Residents also questioned whether the the town can opt out (not without losing grants and funding and potentially facing other punitive actions,) what happens if no district is approved at Town Meeting (a new article will be introduced at Special Town Meeting in October) and the overall purpose of the law (increase the supply of housing units to, in theory, drive down costs.)
One resident asked why the Town Center zone, which includes Emerald Court and Archstone, was added back into the mix after being eliminated after the last workshop. Town Manager Richard Montuori answered that he asked Lowder to add it back because didn’t believe any of the districts along Main St. should be removed from consideration before the Planning Board and Select Board weighed in.
One change of note since this process began is that EOHLC announced this summer that it would count residential units in properties with ground-floor commercial space toward communities’ compliance with the law. Learn more.

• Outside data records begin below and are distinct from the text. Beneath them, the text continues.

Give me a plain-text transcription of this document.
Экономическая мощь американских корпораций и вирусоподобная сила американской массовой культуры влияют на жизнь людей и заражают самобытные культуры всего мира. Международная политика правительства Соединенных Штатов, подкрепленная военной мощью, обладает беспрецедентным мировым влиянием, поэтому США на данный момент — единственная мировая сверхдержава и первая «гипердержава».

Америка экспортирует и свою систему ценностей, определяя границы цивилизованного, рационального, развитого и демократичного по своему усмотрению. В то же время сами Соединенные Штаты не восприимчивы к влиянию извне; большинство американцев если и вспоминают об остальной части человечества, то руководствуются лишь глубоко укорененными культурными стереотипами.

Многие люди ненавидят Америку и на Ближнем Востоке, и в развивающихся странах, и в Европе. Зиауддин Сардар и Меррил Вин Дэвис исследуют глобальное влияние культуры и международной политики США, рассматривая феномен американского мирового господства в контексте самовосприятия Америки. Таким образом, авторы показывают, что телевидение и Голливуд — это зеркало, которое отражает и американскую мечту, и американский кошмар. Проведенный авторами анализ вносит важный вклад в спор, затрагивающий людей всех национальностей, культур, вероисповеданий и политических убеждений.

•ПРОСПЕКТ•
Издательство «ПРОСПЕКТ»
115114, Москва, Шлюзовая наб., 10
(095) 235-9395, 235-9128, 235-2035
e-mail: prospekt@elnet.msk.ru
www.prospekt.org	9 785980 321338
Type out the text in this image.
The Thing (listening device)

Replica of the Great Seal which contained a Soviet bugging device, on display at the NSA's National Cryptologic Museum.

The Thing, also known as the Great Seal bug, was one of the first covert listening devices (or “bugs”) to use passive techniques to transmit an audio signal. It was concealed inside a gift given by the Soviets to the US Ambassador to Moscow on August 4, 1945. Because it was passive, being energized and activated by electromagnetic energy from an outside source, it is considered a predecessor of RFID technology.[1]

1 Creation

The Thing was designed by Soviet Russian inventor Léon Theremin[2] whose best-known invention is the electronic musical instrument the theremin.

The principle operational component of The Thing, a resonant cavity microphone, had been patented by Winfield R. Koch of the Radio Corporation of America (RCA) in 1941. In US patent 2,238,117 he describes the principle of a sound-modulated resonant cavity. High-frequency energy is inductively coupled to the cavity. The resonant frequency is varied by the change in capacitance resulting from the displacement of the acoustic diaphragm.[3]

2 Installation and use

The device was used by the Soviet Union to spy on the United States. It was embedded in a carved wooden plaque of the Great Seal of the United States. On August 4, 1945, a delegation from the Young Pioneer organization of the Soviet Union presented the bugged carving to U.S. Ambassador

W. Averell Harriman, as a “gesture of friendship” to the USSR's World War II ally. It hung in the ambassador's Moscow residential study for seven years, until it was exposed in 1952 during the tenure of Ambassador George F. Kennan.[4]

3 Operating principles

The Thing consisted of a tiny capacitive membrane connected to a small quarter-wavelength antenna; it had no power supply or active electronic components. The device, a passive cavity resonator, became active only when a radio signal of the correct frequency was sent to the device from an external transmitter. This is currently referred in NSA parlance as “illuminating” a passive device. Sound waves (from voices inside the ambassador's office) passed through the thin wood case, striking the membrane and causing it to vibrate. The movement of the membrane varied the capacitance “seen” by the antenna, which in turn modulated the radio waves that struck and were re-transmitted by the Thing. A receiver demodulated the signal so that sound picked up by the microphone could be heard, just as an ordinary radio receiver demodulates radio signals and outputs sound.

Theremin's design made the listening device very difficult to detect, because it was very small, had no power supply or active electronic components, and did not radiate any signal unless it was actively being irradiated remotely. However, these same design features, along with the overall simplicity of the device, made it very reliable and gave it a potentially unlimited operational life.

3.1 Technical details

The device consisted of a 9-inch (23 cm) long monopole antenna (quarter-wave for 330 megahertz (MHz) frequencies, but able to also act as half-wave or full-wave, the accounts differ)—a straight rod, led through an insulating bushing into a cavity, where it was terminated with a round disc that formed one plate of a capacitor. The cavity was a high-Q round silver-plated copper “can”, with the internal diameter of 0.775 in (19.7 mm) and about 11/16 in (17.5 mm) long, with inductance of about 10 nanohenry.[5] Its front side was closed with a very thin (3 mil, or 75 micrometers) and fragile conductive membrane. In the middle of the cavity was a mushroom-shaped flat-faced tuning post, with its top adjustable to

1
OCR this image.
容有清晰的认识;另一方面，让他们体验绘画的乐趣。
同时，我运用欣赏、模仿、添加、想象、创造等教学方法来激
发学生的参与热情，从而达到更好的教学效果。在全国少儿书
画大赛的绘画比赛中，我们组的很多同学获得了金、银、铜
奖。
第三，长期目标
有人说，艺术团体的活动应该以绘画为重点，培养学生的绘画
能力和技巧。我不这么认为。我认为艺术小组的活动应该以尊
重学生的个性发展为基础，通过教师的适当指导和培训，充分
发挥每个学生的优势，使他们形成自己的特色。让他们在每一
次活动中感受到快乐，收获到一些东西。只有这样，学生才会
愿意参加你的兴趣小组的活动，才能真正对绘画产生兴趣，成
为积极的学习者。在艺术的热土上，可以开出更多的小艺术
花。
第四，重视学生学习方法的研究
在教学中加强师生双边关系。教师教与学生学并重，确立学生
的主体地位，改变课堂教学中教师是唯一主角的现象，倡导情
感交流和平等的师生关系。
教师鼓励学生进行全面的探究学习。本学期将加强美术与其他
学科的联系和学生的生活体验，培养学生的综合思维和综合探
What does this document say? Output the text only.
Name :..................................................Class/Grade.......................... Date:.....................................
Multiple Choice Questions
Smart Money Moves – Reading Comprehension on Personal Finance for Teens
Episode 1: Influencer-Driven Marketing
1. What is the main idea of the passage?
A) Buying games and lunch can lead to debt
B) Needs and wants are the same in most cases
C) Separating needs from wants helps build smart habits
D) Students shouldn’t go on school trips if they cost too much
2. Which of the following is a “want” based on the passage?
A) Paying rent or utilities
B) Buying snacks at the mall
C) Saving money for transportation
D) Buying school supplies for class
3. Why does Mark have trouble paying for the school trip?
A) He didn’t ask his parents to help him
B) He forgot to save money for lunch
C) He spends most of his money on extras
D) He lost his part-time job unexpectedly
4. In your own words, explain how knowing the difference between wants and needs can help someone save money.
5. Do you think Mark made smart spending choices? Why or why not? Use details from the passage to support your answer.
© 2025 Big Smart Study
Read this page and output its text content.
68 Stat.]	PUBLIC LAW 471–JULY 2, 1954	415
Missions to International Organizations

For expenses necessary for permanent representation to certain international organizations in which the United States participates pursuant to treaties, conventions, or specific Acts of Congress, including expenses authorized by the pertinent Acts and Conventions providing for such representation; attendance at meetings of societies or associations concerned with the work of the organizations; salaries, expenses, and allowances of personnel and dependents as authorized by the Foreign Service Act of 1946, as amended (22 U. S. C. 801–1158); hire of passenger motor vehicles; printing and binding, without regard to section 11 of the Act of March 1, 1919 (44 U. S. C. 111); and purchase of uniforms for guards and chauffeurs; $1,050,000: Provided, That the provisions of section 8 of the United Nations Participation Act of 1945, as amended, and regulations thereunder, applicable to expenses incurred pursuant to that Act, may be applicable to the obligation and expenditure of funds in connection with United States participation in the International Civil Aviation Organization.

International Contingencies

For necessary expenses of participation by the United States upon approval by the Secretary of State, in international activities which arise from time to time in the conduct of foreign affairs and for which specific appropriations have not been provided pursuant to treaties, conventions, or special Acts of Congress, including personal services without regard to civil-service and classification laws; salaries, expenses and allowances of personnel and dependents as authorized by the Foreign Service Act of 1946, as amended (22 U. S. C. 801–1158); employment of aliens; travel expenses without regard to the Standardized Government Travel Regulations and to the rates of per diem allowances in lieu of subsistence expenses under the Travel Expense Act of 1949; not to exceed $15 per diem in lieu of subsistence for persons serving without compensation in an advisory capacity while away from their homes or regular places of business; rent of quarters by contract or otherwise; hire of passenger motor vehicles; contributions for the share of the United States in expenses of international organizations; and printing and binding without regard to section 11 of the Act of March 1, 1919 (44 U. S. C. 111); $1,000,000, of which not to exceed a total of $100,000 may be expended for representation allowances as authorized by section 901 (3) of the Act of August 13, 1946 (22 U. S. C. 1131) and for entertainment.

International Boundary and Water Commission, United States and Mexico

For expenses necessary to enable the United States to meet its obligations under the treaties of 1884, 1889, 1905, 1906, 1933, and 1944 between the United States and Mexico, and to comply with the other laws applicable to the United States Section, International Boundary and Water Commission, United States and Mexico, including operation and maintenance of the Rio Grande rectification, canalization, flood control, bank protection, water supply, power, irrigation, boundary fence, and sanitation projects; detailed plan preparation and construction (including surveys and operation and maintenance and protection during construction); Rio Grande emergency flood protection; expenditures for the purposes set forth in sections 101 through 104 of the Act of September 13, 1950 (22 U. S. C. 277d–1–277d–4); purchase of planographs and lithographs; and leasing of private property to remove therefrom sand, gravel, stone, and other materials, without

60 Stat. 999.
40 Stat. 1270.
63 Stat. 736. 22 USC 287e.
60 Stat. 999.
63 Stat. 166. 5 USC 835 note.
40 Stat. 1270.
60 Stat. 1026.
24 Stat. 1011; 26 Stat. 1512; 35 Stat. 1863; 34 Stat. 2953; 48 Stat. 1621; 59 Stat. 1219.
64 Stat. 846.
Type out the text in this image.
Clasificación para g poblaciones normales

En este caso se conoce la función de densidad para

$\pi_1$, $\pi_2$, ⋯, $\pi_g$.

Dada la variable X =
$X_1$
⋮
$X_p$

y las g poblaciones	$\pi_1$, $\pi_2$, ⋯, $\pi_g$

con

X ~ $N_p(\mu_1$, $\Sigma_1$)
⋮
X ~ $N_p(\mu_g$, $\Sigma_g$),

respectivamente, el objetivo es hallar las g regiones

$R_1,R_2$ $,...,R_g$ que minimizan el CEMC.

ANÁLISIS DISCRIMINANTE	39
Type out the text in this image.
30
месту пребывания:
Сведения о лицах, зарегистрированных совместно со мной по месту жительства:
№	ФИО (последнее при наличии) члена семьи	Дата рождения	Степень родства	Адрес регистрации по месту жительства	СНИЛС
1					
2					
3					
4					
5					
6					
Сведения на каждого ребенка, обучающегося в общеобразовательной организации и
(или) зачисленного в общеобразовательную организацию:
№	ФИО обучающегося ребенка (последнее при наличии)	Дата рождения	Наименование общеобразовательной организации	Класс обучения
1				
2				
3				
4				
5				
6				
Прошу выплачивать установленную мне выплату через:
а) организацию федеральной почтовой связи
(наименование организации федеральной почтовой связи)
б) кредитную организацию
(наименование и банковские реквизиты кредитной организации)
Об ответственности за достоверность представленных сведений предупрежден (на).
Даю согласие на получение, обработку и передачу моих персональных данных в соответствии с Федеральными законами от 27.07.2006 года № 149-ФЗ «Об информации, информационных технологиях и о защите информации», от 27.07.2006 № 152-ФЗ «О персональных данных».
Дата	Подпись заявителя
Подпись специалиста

Here are the districts that remain in consideration as sites with buildable land that allow for — but do not require — the production of at least 1,214 multifamily, non-age-restricted units.
“Buildable doesn’t mean vacant,” Lowder reminded attendees, pointing out that zoning does not mandate construction.
Main Street A is an 84-acre site along Main St. from Shawsheen St. to Heath Brook Plaza, where Pushcart is. It contains Oakdale Plaza and the Village at Tewksbury community.
Main Street B runs from Stonebury Crossing and 1660 Main St. to St. Williams and Orchard St. It contains about 180 acres.
Town Center, the third district running along Main St., is 100 acres that are largely built up. It contains Emerald Court and the Archstone apartment complex.
From a public safety and transportation standpoint, all three of these districts are accessible for fire and police services and are on the LRTA bus route. They’re also already largely developed.
North B, the final district discussed, is 134 acres containing the Trull Brook golf course. It has the most undeveloped land and, if sold, could potentially accommodate the most new residents, but it’s not on public transportation. It’s also the most challenging for public safety personnel.
Lowder shared details on density and input from the DPW on the water and sewer infrastructure serving each area. Because the lengthy Q&A left little time to discuss the merits of each district in a meaningful way, Lowder said her presentation to the Select Board and Planning Board will be a summary of the entire public outreach process, and what the feedback was for all six sites, noting that South and North A were not part of last night’s discussion.
“Since I ultimately need their blessing before sending anything to the state for review, the two final districts will come out of those two meetings,” said Lowder.
Select Board members Jayne Wellman and Patrick Holland attended, along with Stephen Johnson and Jonathan Ciampa from the Planning Board, to hear residents’ thoughts ahead of those board meetings.
“I was really impressed with the turnout tonight and the mastery of the topic by Alex Lowder,” said Wellman. “I believe some misconceptions were remedied, and I look forward to the presentation at the Select Board meeting later this month.”
Among those misconceptions is the idea that designating an MBTA zoning overlay would trigger construction, even in areas with existing homes that would need to be purchased and demolished — an expensive proposition.
“It’s called ‘business,'” said Emerald Court resident Dick Cuoco of the notion that the community would be razed. “We can identify districts and never have to build.”
In response to a question from Ciampa, Lowder added that the MBTA Communities law does not preclude the town from requiring a developer to pay for mitigation, such as a sewer pump station. And while it also does not require affordable units, because Tewksbury already has this provision, any new construction could help the town stay above the 10% level to stave off a 40B project.
Ciampa also pointed out that there are 177 communities that fall under the MBTA law, so developers looking to build housing on newly rezoned land have options.
“It’s not Tewksbury against Tewksbury,” he said. “Other towns probably have more low-hanging fruit.”